I'm a bit tired - no wait, I'm knackered. The country is out of recession, and they all want to come and spend money at Beer-Ritz. Hooray for continued growth and prosperity, boo to being on your feet for nine hours at a time. All I wanted to do was come home, have a beer and go to bed.
There's a chap who comes into the shop every Sunday evening, and buys three bottles of decent beer. He bought some Gadds Reserved a few weeks ago and asked if I'd tried it.
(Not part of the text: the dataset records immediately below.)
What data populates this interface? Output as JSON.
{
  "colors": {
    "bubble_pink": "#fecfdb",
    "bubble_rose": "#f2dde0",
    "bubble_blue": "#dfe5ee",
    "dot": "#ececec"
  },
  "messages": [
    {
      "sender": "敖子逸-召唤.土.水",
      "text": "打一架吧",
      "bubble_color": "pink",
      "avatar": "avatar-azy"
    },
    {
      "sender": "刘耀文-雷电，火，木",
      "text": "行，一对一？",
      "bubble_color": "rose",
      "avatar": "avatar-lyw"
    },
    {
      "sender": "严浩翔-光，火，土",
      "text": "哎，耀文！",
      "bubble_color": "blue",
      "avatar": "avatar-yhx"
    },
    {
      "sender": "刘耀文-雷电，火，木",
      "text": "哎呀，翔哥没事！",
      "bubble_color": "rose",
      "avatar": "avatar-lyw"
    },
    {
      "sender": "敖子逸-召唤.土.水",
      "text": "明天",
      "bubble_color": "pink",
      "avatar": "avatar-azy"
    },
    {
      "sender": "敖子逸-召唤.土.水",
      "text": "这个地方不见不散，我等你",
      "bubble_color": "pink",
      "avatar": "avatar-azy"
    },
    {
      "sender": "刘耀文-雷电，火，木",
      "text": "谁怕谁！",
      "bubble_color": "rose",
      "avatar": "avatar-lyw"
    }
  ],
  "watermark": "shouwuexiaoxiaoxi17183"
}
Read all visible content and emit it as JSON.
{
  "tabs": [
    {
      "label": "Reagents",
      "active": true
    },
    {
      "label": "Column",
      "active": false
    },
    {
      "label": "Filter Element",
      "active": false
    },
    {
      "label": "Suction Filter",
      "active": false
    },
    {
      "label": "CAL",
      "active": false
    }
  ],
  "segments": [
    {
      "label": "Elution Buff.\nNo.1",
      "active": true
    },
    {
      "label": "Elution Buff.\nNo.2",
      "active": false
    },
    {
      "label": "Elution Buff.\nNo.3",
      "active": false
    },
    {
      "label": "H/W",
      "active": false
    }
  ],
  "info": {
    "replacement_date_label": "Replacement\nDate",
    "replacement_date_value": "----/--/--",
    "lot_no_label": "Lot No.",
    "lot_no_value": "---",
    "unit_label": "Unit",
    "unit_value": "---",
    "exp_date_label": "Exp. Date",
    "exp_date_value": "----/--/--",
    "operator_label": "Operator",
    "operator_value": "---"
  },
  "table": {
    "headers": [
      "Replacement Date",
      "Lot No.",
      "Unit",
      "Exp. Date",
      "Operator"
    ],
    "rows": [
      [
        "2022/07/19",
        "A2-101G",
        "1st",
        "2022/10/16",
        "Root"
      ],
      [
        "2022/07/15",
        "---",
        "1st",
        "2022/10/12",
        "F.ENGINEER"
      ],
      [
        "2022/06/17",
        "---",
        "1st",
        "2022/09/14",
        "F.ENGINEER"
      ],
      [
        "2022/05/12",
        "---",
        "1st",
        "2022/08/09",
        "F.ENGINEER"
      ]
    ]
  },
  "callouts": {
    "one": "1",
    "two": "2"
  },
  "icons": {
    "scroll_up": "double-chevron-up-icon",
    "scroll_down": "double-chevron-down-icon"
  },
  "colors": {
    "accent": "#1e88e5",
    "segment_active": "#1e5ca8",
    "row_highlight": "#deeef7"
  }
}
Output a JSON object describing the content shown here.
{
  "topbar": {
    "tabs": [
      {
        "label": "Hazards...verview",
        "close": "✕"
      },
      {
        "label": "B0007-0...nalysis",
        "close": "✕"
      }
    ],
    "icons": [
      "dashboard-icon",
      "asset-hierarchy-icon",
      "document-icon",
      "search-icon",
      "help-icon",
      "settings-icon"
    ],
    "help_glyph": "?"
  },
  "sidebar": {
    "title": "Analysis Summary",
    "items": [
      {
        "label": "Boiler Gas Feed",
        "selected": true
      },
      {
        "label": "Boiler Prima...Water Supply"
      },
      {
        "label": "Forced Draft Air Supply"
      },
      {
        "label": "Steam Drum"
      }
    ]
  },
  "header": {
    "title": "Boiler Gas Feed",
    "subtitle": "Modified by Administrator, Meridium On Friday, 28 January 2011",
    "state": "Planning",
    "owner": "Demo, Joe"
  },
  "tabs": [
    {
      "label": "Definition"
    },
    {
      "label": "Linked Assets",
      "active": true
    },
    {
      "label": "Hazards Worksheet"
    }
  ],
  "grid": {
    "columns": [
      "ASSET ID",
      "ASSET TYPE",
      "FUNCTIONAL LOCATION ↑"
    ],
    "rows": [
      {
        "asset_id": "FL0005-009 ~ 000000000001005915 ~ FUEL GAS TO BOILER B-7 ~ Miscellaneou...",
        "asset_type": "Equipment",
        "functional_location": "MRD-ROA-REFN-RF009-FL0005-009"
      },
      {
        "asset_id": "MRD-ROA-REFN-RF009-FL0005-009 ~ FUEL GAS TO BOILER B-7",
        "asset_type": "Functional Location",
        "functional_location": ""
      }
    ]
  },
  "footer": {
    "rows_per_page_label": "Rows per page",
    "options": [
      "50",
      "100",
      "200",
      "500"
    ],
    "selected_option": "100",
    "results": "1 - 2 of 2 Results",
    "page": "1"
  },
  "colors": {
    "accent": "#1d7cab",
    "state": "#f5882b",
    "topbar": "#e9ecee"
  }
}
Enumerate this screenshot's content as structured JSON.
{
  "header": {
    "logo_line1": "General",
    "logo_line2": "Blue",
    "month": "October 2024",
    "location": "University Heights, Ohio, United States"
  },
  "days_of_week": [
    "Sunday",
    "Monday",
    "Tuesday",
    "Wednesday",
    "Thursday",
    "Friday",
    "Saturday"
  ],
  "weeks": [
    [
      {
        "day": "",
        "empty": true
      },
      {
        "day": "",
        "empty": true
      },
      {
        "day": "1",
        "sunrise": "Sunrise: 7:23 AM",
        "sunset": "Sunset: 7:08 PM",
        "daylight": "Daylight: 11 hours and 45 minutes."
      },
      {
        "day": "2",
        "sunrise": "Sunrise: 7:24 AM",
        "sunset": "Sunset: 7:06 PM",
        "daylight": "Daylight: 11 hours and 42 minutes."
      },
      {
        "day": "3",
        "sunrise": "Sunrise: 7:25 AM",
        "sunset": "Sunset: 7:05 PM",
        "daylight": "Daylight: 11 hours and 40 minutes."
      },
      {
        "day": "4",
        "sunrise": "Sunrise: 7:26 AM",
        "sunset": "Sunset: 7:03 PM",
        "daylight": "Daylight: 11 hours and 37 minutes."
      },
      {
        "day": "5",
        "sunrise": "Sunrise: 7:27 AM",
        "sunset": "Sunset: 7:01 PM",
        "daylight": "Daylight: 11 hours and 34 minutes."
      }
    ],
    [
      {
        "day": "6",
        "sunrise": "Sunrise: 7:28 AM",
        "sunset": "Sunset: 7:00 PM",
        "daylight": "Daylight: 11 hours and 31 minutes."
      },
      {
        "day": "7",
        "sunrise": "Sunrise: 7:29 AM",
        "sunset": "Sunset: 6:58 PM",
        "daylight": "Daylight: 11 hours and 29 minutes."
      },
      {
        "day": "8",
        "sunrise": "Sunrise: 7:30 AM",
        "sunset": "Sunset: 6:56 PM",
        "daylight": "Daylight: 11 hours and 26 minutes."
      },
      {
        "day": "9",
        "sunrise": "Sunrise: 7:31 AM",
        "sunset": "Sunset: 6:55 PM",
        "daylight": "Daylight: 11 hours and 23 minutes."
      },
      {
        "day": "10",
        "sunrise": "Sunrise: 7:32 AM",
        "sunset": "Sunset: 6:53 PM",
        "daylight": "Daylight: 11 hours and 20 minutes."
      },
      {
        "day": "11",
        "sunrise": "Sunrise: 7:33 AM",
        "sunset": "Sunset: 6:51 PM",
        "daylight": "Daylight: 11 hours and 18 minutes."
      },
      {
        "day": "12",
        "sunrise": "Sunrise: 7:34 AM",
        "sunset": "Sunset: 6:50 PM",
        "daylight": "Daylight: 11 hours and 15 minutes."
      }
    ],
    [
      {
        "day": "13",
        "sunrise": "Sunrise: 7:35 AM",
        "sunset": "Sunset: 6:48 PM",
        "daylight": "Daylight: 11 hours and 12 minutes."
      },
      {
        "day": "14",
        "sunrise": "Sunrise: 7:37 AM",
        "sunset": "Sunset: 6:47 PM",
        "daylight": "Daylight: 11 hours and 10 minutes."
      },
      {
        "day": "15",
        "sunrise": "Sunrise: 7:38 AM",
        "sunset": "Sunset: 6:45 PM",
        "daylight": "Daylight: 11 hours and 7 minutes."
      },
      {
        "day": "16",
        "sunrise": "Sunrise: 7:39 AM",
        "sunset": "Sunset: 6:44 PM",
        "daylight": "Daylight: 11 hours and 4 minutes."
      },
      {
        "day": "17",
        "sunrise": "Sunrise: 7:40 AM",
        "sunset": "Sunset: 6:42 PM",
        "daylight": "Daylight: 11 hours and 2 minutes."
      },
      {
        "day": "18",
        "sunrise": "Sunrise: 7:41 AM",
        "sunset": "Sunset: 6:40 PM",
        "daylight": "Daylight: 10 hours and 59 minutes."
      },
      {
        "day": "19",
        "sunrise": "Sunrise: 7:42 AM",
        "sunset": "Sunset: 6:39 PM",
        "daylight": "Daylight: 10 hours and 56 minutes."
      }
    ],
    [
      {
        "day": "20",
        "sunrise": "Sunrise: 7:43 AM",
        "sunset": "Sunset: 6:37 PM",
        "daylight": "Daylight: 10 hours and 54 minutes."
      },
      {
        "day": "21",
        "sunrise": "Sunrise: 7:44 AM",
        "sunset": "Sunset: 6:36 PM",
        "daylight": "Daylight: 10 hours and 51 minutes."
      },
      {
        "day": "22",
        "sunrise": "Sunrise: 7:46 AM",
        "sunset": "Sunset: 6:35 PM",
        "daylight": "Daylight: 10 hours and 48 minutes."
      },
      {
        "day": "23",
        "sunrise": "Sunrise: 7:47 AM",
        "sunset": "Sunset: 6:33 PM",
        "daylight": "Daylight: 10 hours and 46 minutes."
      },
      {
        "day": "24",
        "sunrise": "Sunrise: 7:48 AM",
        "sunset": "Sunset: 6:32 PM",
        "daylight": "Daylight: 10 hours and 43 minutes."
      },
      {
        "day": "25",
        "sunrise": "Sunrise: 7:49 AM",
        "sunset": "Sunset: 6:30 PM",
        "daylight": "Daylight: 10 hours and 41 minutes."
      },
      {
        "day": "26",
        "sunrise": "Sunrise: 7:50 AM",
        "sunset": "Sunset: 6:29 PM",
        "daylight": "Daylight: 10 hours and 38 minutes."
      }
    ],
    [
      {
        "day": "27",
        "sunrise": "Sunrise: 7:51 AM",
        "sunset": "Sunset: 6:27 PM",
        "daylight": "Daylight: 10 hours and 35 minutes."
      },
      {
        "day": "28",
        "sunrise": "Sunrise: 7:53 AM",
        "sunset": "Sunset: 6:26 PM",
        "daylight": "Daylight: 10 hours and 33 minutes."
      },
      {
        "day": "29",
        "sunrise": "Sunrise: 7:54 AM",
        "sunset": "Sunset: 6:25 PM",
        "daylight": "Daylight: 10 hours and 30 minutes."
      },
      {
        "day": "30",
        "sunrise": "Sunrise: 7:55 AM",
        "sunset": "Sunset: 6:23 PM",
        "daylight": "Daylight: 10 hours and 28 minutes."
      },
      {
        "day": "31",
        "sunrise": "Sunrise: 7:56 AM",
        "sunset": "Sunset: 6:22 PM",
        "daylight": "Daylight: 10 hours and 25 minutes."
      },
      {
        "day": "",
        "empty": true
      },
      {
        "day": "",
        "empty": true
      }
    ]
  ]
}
I said I hadn't but would try one and report back. He thought the one he'd bought was a bit odd - he thought it tasted of juniper.
Being a dutiful sort of a chap, with a love of a fairly strong beer for a nightcap after a long day standing around drinking Three Floyds Dark Lord and Courage Imperial Russian Stout, sorry, I mean selling quality beer to good people, I've come home, sloshed my bottle of Reserved into a glass, and have it in front of me.
I don't need to taste it to tell that it's got some sort of infection - it smells like dry Breton cider from a foot away. Out of duty, I have a mouthful - it's drinkable, but it's not really giving me any pleasure, and I'm not going to finish it. It's a shame, as the other Gadds beers I've tried (Pale No 3, Dogbolter Porter and India) are great.
If I was feeling generous, I might make an argument that a barrel-aged beer will always display a bit of "character". For example, Goose Island's Bourbon County Stout from last year (the cream labels) has developed a prominent barrel character. It's not totally unpleasant, but it's moved from being something that my better half was happy to have a sip of, to something that made her pucker her face in unhappiness. It's the nature of the beast, I guess.
Anyway, if I was judging this bottle of Reserved in a beer competition, I'd call for another sample. As it is, there isn't another bottle in the cellar, so I'm going to call for something else.